Birleşik Krallık Savunma Bakanlığı, yeni nesil Challenger 3 ana muharebe tanklarının teslimatlarını hızlandırmak amacıyla çeşitli önlemler almaya başladı.
Bu adım, Reigate bölgesi Muhafazakâr Parti milletvekili Rebecca Paul’un parlamentoda yönelttiği soruya Savunma Bakan Yardımcısı Maria Eagle tarafından verilen yazılı yanıtla kamuoyuna duyuruldu.

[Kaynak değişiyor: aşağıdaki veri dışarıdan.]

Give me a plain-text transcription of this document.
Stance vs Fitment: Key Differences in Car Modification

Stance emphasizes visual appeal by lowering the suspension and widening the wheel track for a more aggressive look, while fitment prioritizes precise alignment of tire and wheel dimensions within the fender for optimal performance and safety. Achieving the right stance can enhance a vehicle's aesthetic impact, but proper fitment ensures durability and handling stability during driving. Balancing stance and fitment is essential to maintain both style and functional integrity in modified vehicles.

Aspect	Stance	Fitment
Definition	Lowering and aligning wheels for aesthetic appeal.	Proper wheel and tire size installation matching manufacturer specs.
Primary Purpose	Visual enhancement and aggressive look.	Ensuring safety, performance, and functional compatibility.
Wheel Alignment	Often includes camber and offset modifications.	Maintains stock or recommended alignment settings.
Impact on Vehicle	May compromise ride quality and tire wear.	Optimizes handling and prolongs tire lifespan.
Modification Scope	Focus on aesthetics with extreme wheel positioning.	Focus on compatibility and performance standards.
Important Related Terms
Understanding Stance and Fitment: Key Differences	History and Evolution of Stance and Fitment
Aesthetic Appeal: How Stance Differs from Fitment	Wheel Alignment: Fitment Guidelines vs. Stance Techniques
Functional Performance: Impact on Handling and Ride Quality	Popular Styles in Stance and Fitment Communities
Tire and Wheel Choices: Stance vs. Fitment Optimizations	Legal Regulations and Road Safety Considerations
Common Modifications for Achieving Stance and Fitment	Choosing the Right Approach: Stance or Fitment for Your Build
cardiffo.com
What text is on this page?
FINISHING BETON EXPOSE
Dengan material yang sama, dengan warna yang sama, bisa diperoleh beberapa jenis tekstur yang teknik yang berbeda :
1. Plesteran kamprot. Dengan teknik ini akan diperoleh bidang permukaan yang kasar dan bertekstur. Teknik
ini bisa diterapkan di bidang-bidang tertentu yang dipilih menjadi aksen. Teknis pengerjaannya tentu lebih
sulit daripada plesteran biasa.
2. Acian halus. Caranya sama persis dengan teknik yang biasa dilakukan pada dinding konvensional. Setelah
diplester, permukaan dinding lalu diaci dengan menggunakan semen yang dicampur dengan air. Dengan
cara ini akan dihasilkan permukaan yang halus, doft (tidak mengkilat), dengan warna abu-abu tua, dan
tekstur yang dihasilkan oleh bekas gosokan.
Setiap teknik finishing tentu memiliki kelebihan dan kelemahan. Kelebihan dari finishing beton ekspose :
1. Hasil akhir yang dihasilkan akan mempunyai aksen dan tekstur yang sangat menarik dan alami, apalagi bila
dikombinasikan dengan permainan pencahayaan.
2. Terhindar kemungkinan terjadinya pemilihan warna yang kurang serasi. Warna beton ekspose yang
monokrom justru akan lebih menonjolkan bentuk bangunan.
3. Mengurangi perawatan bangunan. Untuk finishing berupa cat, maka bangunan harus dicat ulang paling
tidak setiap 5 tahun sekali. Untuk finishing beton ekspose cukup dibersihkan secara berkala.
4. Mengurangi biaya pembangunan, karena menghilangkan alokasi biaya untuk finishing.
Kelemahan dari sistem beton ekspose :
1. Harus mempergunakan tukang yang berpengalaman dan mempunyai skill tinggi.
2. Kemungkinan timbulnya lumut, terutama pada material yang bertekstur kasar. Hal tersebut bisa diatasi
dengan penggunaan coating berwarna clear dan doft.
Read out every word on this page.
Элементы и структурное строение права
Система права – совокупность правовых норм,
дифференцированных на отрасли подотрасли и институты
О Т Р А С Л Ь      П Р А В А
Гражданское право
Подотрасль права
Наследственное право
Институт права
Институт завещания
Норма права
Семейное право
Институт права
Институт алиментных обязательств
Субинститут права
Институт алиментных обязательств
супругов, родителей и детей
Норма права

Eagle, tedarik sürecinde yaşanabilecek olası aksaklıkların önüne geçmek için aktif olarak çalışmalar yürütüldüğünü belirtti. Eagle açıklamasında; “Teslimat takvimine uygun bir şekilde gerekli ekipmanların temin edilmesini sağlamak amacıyla tedarik zinciriyle yakın iş birliği içerisindeyiz ve ilave kaynaklar sağladık” ifadelerine yer verdi.
Challenger 3 projesi, İngiltere’nin zırhlı birliklerini modernleştirme planlarının bir parçasıdır. Ancak projeye ilişkin bazı gecikme endişeleri, tedarik zincirinde yaşanabilecek olası sorunlara işaret ediyor.
Challenger 3 projesi kritik eşiği aşmak üzere
İngiltere’nin 2000’li yıllardan bu yana hizmette olan Challenger 2 tanklarını daha ileri bir seviyeye taşıma çabaları uzun süredir devam ediyor. Ancak mevcut tankların modernizasyon projelerinde yaşanan gecikmeler ve teknik zorluklar, yeni bir platform geliştirilmesinin daha verimli olacağı yönünde karar alınmasına neden oldu.

Bu doğrultuda, İngiliz savunma sanayi firması BAE Systems ve Alman savunma devi Rheinmetall’in ortak girişimi olan Rheinmetall BAE Systems Land (RBSL), Challenger 3 projesini hayata geçirdi.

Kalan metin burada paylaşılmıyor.